Here are a few specific things that I personally feel strongly about. (1) Solar energy should be an attractive option to anyone building a new home. The cost would be negligible when dovetailed into the initial price of the dwelling. We live in a Ryan Home built in 2003-2004, and the solar option was not made available to us. A strong government program with tax incentives should be promoted to encourage people to initially install or convert to solar energy.

(2) Industry should be given financial encouragement, coupled with appropriate limiting legislation, to use earth-friendly production procedures. But, what can we do about foreign countries (like China) over whom we have no control? I’ll write on some more specific aspects of this issue in subsequent articles.

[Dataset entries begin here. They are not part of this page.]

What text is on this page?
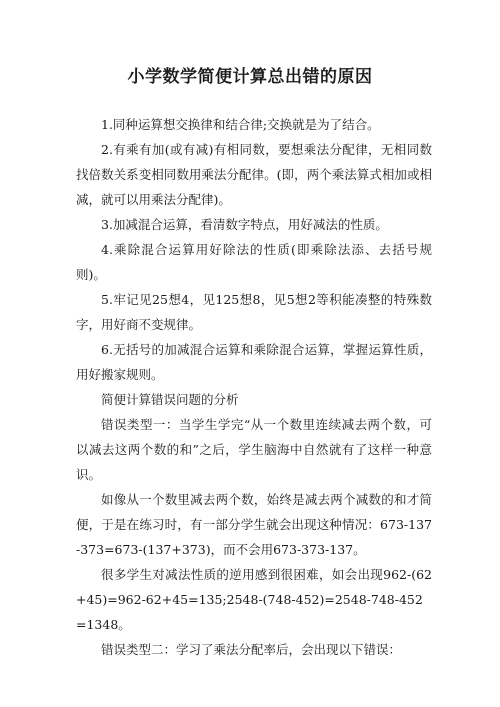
小学数学简便计算总出错的原因

1.同种运算想交换律和结合律;交换就是为了结合。

2.有乘有加(或有减)有相同数，要想乘法分配律，无相同数找倍数关系变相同数用乘法分配律。(即，两个乘法算式相加或相减，就可以用乘法分配律)。

3.加减混合运算，看清数字特点，用好减法的性质。

4.乘除混合运算用好除法的性质(即乘除法添、去括号规则)。

5.牢记见25想4，见125想8，见5想2等积能凑整的特殊数字，用好商不变规律。

6.无括号的加减混合运算和乘除混合运算，掌握运算性质，用好搬家规则。

简便计算错误问题的分析

错误类型一：当学生学完“从一个数里连续减去两个数，可以减去这两个数的和”之后，学生脑海中自然就有了这样一种意识。

如像从一个数里减去两个数，始终是减去两个减数的和才简便，于是在练习时，有一部分学生就会出现这种情况：673-137-373=673-(137+373)，而不会用673-373-137。

很多学生对减法性质的逆用感到很困难，如会出现962-(62+45)=962-62+45=135;2548-(748-452)=2548-748-452=1348。

错误类型二：学习了乘法分配率后，会出现以下错误：
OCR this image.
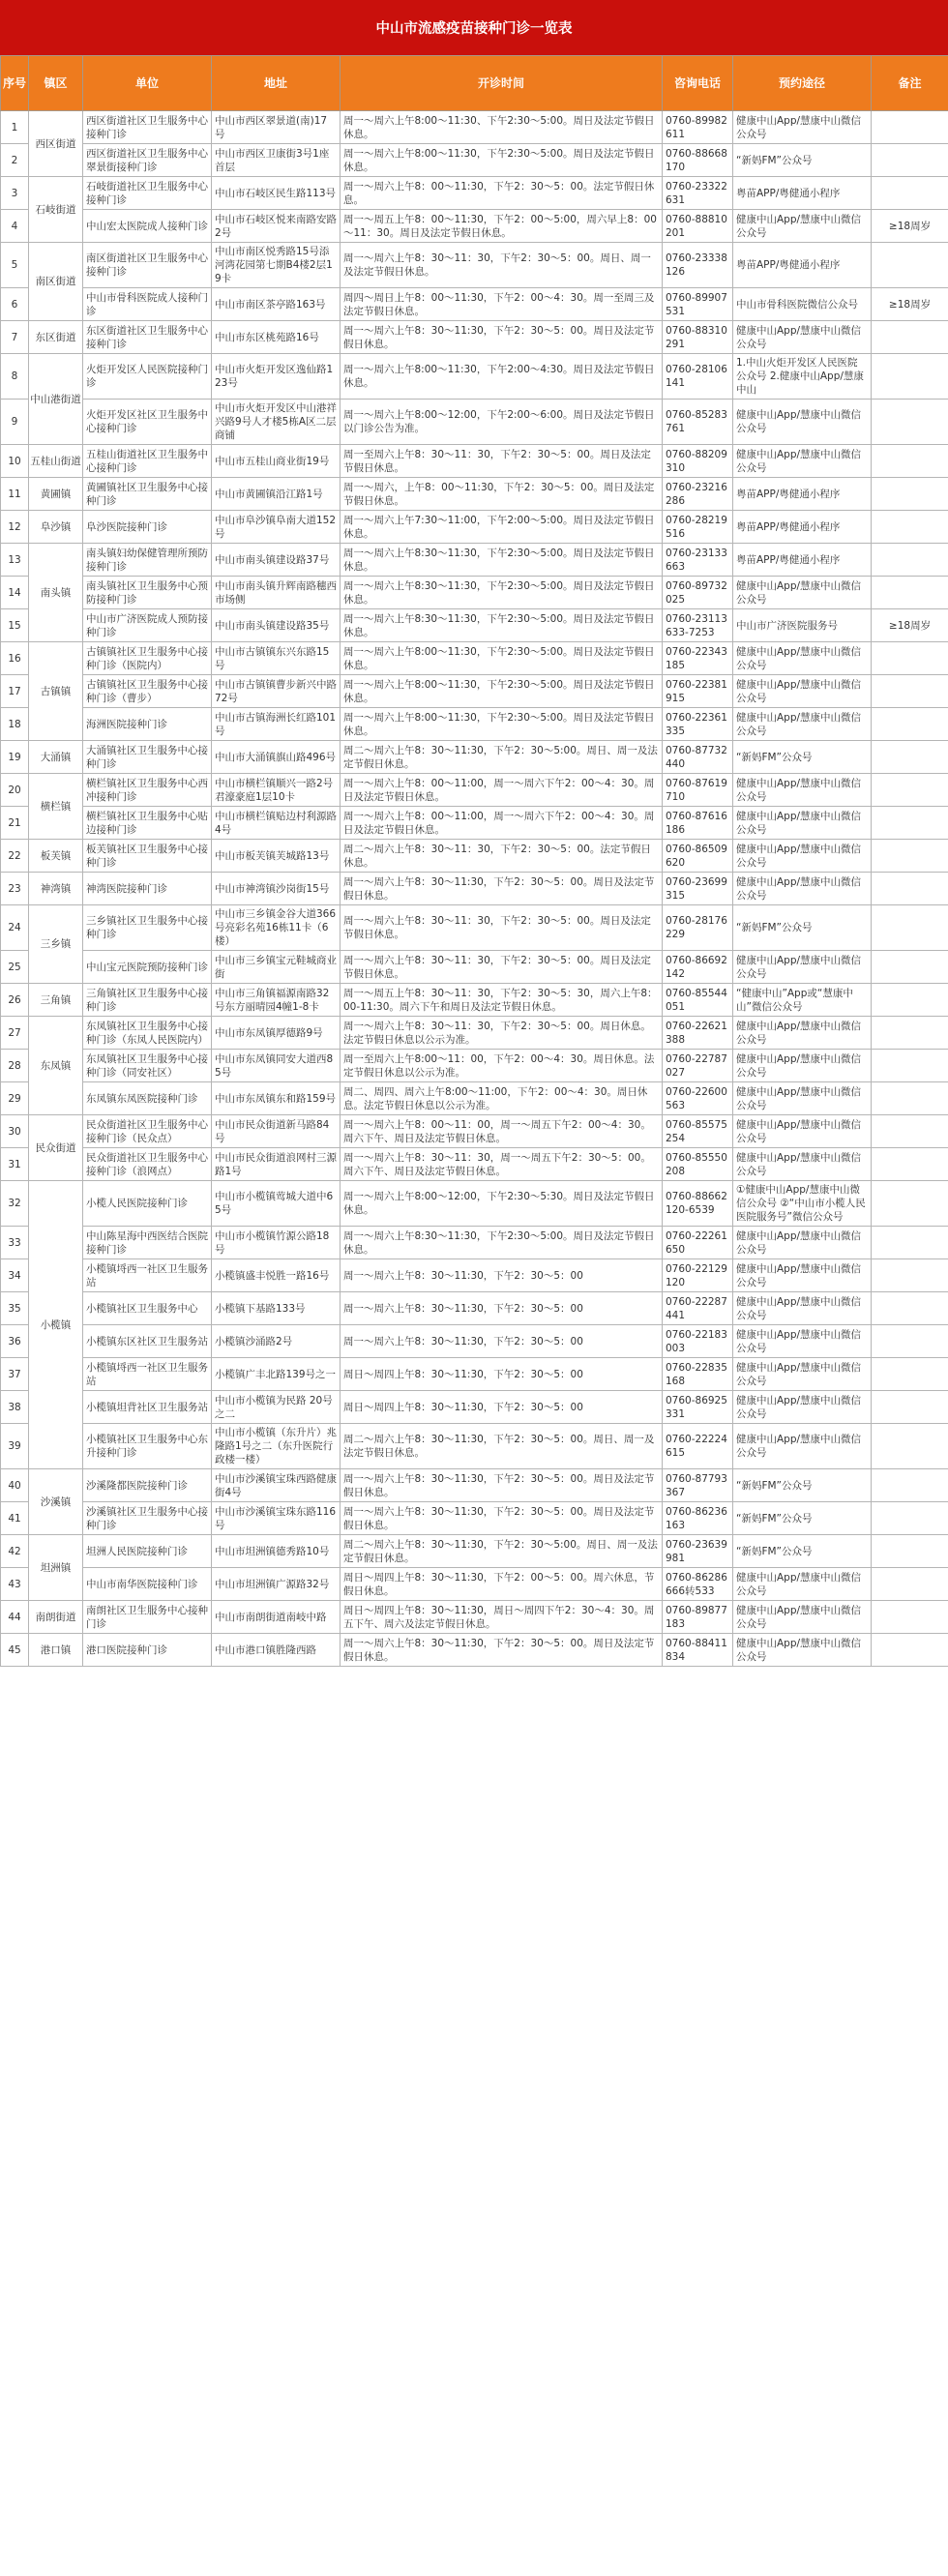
中山市流感疫苗接种门诊一览表
序号	镇区	单位	地址	开诊时间	咨询电话	预约途径	备注
1	西区街道	西区街道社区卫生服务中心接种门诊	中山市西区翠景道(南)17号	周一～周六上午8:00～11:30、下午2:30～5:00。周日及法定节假日休息。	0760-89982611	健康中山App/慧康中山微信公众号	
2		西区街道社区卫生服务中心翠景街接种门诊	中山市西区卫康街3号1座首层	周一～周六上午8:00～11:30，下午2:30～5:00。周日及法定节假日休息。	0760-88668170	“新妈FM”公众号	
3	石岐街道	石岐街道社区卫生服务中心接种门诊	中山市石岐区民生路113号	周一～周六上午8：00～11:30，下午2：30～5：00。法定节假日休息。	0760-23322631	粤苗APP/粤健通小程序	
4		中山宏太医院成人接种门诊	中山市石岐区悦来南路安路2号	周一～周五上午8：00～11:30，下午2：00～5:00，周六早上8：00～11：30。周日及法定节假日休息。	0760-88810201	健康中山App/慧康中山微信公众号	≥18周岁
5	南区街道	南区街道社区卫生服务中心接种门诊	中山市南区悦秀路15号添河湾花园第七期B4楼2层19卡	周一～周六上午8：30～11：30，下午2：30～5：00。周日、周一及法定节假日休息。	0760-23338126	粤苗APP/粤健通小程序	
6		中山市骨科医院成人接种门诊	中山市南区茶亭路163号	周四～周日上午8：00～11:30，下午2：00～4：30。周一至周三及法定节假日休息。	0760-89907531	中山市骨科医院微信公众号	≥18周岁
7	东区街道	东区街道社区卫生服务中心接种门诊	中山市东区桃苑路16号	周一～周六上午8：30～11:30，下午2：30～5：00。周日及法定节假日休息。	0760-88310291	健康中山App/慧康中山微信公众号	
8	中山港街道	火炬开发区人民医院接种门诊	中山市火炬开发区逸仙路123号	周一～周六上午8:00～11:30，下午2:00～4:30。周日及法定节假日休息。	0760-28106141	1.中山火炬开发区人民医院公众号 2.健康中山App/慧康中山	
9		火炬开发区社区卫生服务中心接种门诊	中山市火炬开发区中山港祥兴路9号人才楼5栋A区二层商铺	周一～周六上午8:00～12:00，下午2:00～6:00。周日及法定节假日以门诊公告为准。	0760-85283761	健康中山App/慧康中山微信公众号	
10	五桂山街道	五桂山街道社区卫生服务中心接种门诊	中山市五桂山商业街19号	周一至周六上午8：30～11：30，下午2：30～5：00。周日及法定节假日休息。	0760-88209310	健康中山App/慧康中山微信公众号	
11	黄圃镇	黄圃镇社区卫生服务中心接种门诊	中山市黄圃镇沿江路1号	周一～周六，上午8：00～11:30，下午2：30～5：00。周日及法定节假日休息。	0760-23216286	粤苗APP/粤健通小程序	
12	阜沙镇	阜沙医院接种门诊	中山市阜沙镇阜南大道152号	周一～周六上午7:30～11:00，下午2:00～5:00。周日及法定节假日休息。	0760-28219516	粤苗APP/粤健通小程序	
13	南头镇	南头镇妇幼保健管理所预防接种门诊	中山市南头镇建设路37号	周一～周六上午8:30～11:30，下午2:30～5:00。周日及法定节假日休息。	0760-23133663	粤苗APP/粤健通小程序	
14		南头镇社区卫生服务中心预防接种门诊	中山市南头镇升辉南路穗西市场侧	周一～周六上午8:30～11:30，下午2:30～5:00。周日及法定节假日休息。	0760-89732025	健康中山App/慧康中山微信公众号	
15		中山市广济医院成人预防接种门诊	中山市南头镇建设路35号	周一～周六上午8:30～11:30，下午2:30～5:00。周日及法定节假日休息。	0760-23113633-7253	中山市广济医院服务号	≥18周岁
16	古镇镇	古镇镇社区卫生服务中心接种门诊（医院内）	中山市古镇镇东兴东路15号	周一～周六上午8:00～11:30，下午2:30～5:00。周日及法定节假日休息。	0760-22343185	健康中山App/慧康中山微信公众号	
17		古镇镇社区卫生服务中心接种门诊（曹步）	中山市古镇镇曹步新兴中路72号	周一～周六上午8:00～11:30，下午2:30～5:00。周日及法定节假日休息。	0760-22381915	健康中山App/慧康中山微信公众号	
18		海洲医院接种门诊	中山市古镇海洲长红路101号	周一～周六上午8:00～11:30，下午2:30～5:00。周日及法定节假日休息。	0760-22361335	健康中山App/慧康中山微信公众号	
19	大涌镇	大涌镇社区卫生服务中心接种门诊	中山市大涌镇旗山路496号	周二～周六上午8：30～11:30，下午2：30～5:00。周日、周一及法定节假日休息。	0760-87732440	“新妈FM”公众号	
20	横栏镇	横栏镇社区卫生服务中心西冲接种门诊	中山市横栏镇顺兴一路2号君濠豪庭1层10卡	周一～周六上午8：00～11:00，周一～周六下午2：00～4：30。周日及法定节假日休息。	0760-87619710	健康中山App/慧康中山微信公众号	
21		横栏镇社区卫生服务中心贴边接种门诊	中山市横栏镇贴边村利源路4号	周一～周六上午8：00～11:00，周一～周六下午2：00～4：30。周日及法定节假日休息。	0760-87616186	健康中山App/慧康中山微信公众号	
22	板芙镇	板芙镇社区卫生服务中心接种门诊	中山市板芙镇芙城路13号	周二～周六上午8：30～11：30，下午2：30～5：00。法定节假日休息。	0760-86509620	健康中山App/慧康中山微信公众号	
23	神湾镇	神湾医院接种门诊	中山市神湾镇沙岗街15号	周一～周六上午8：30～11:30，下午2：30～5：00。周日及法定节假日休息。	0760-23699315	健康中山App/慧康中山微信公众号	
24	三乡镇	三乡镇社区卫生服务中心接种门诊	中山市三乡镇金谷大道366号亮彩名苑16栋11卡（6楼）	周一～周六上午8：30～11：30，下午2：30～5：00。周日及法定节假日休息。	0760-28176229	“新妈FM”公众号	
25		中山宝元医院预防接种门诊	中山市三乡镇宝元鞋城商业街	周一～周六上午8：30～11：30，下午2：30～5：00。周日及法定节假日休息。	0760-86692142	健康中山App/慧康中山微信公众号	
26	三角镇	三角镇社区卫生服务中心接种门诊	中山市三角镇福源南路32号东方丽晴园4幢1-8卡	周一～周五上午8：30～11：30，下午2：30～5：30，周六上午8：00-11:30。周六下午和周日及法定节假日休息。	0760-85544051	“健康中山”App或“慧康中山”微信公众号	
27	东凤镇	东凤镇社区卫生服务中心接种门诊（东凤人民医院内）	中山市东凤镇厚德路9号	周一～周六上午8：30～11：30，下午2：30～5：00。周日休息。法定节假日休息以公示为准。	0760-22621388	健康中山App/慧康中山微信公众号	
28		东凤镇社区卫生服务中心接种门诊（同安社区）	中山市东凤镇同安大道西85号	周一至周六上午8:00～11：00，下午2：00～4：30。周日休息。法定节假日休息以公示为准。	0760-22787027	健康中山App/慧康中山微信公众号	
29		东凤镇东凤医院接种门诊	中山市东凤镇东和路159号	周二、周四、周六上午8:00～11:00，下午2：00～4：30。周日休息。法定节假日休息以公示为准。	0760-22600563	健康中山App/慧康中山微信公众号	
30	民众街道	民众街道社区卫生服务中心接种门诊（民众点）	中山市民众街道新马路84号	周一～周六上午8：00～11：00，周一～周五下午2：00～4：30。周六下午、周日及法定节假日休息。	0760-85575254	健康中山App/慧康中山微信公众号	
31		民众街道社区卫生服务中心接种门诊（浪网点）	中山市民众街道浪网村三源路1号	周一～周六上午8：30～11：30，周一～周五下午2：30～5：00。周六下午、周日及法定节假日休息。	0760-85550208	健康中山App/慧康中山微信公众号	
32	小榄镇	小榄人民医院接种门诊	中山市小榄镇莺城大道中65号	周一～周六上午8:00～12:00，下午2:30～5:30。周日及法定节假日休息。	0760-88662120-6539	①健康中山App/慧康中山微信公众号 ②“中山市小榄人民医院服务号”微信公众号	
33		中山陈星海中西医结合医院接种门诊	中山市小榄镇竹源公路18号	周一～周六上午8:30～11:30，下午2:30～5:00。周日及法定节假日休息。	0760-22261650	健康中山App/慧康中山微信公众号	
34		小榄镇埒西一社区卫生服务站	小榄镇盛丰悦胜一路16号	周一～周六上午8：30～11:30，下午2：30～5：00	0760-22129120	健康中山App/慧康中山微信公众号	
35		小榄镇社区卫生服务中心	小榄镇下基路133号	周一～周六上午8：30～11:30，下午2：30～5：00	0760-22287441	健康中山App/慧康中山微信公众号	
36		小榄镇东区社区卫生服务站	小榄镇沙涌路2号	周一～周六上午8：30～11:30，下午2：30～5：00	0760-22183003	健康中山App/慧康中山微信公众号	
37		小榄镇埒西一社区卫生服务站	小榄镇广丰北路139号之一	周日～周四上午8：30～11:30，下午2：30～5：00	0760-22835168	健康中山App/慧康中山微信公众号	
38		小榄镇坦背社区卫生服务站	中山市小榄镇为民路 20号之二	周日～周四上午8：30～11:30，下午2：30～5：00	0760-86925331	健康中山App/慧康中山微信公众号	
39		小榄镇社区卫生服务中心东升接种门诊	中山市小榄镇（东升片）兆隆路1号之二（东升医院行政楼一楼）	周二～周六上午8：30～11:30，下午2：30～5：00。周日、周一及法定节假日休息。	0760-22224615	健康中山App/慧康中山微信公众号	
40	沙溪镇	沙溪隆都医院接种门诊	中山市沙溪镇宝珠西路健康街4号	周一～周六上午8：30～11:30，下午2：30～5：00。周日及法定节假日休息。	0760-87793367	“新妈FM”公众号	
41		沙溪镇社区卫生服务中心接种门诊	中山市沙溪镇宝珠东路116号	周一～周六上午8：30～11:30，下午2：30～5：00。周日及法定节假日休息。	0760-86236163	“新妈FM”公众号	
42	坦洲镇	坦洲人民医院接种门诊	中山市坦洲镇德秀路10号	周二～周六上午8：30～11:30，下午2：30～5:00。周日、周一及法定节假日休息。	0760-23639981	“新妈FM”公众号	
43		中山市南华医院接种门诊	中山市坦洲镇广源路32号	周日～周四上午8：30～11:30，下午2：00～5：00。周六休息，节假日休息。	0760-86286666转533	健康中山App/慧康中山微信公众号	
44	南朗街道	南朗社区卫生服务中心接种门诊	中山市南朗街道南岐中路	周日～周四上午8：30～11:30，周日～周四下午2：30～4：30。周五下午、周六及法定节假日休息。	0760-89877183	健康中山App/慧康中山微信公众号	
45	港口镇	港口医院接种门诊	中山市港口镇胜隆西路	周一～周六上午8：30～11:30，下午2：30～5：00。周日及法定节假日休息。	0760-88411834	健康中山App/慧康中山微信公众号	
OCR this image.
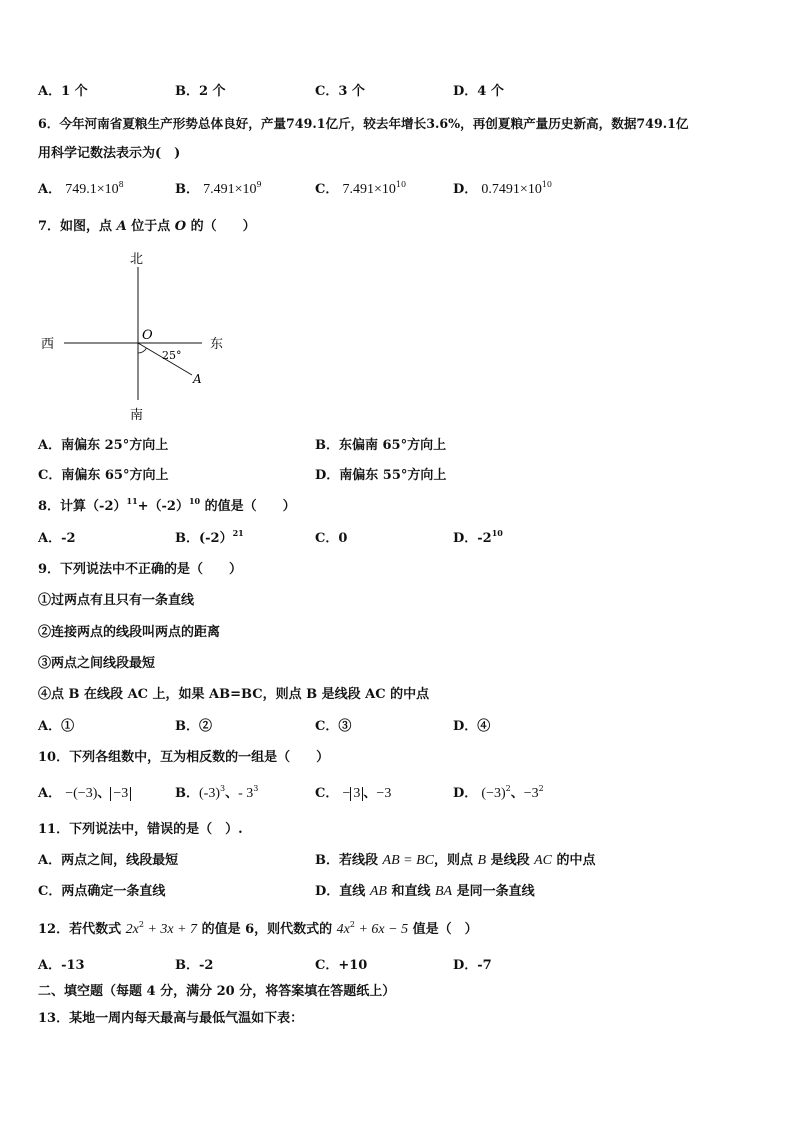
A．1 个	B．2 个	C．3 个	D．4 个
6．今年河南省夏粮生产形势总体良好，产量749.1亿斤，较去年增长3.6%，再创夏粮产量历史新高，数据749.1亿
用科学记数法表示为(　)
A． $749.1\times 10^8$	B． $7.491\times 10^9$	C． $7.491\times 10^{10}$	D． $0.7491\times 10^{10}$
7．如图，点 A 位于点 O 的（　　）
北
南
西	东
O
25°
A
A．南偏东 25°方向上	B．东偏南 65°方向上
C．南偏东 65°方向上	D．南偏东 55°方向上
8．计算$(-2)^{11}+(-2)^{10}$ 的值是（　　）
A．-2	B．(-2）$^{21}$	C．0	D．$-2^{10}$
9．下列说法中不正确的是（　　）
①过两点有且只有一条直线
②连接两点的线段叫两点的距离
③两点之间线段最短
④点 B 在线段 AC 上，如果 AB=BC，则点 B 是线段 AC 的中点
A．①	B．②	C．③	D．④
10．下列各组数中，互为相反数的一组是（　　）
A． −(−3)、 −3	B．$(-3)^3$、- $3^3$	C． − 3 、−3	D． $(-3)^2$、$-3^2$
11．下列说法中，错误的是（　）.
A．两点之间，线段最短	B．若线段 AB = BC，则点 B 是线段 AC 的中点
C．两点确定一条直线	D．直线 AB 和直线 BA 是同一条直线
12．若代数式 $2x^2 + 3x + 7$ 的值是 6，则代数式的 $4x^2 + 6x - 5$ 值是（　）
A．-13	B．-2	C．+10	D．-7
二、填空题（每题 4 分，满分 20 分，将答案填在答题纸上）
13．某地一周内每天最高与最低气温如下表：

Now let’s close, with a bit of pseudoscience. There has been a great deal of promotion for the use of Omega-3 fatty acids and antioxidants to promote brain health, particularly to prevent cognitive decline in older people. A recent study by the National Institutes of Health, which included a study of 3500 subjects with an average age of 73, found no differences whatsoever among users of the supplements and the placebo group. So, my suggestion is to eat fish and enjoy both its taste and potential health benefits, but don’t expect these commercial supplements will keep your brain young!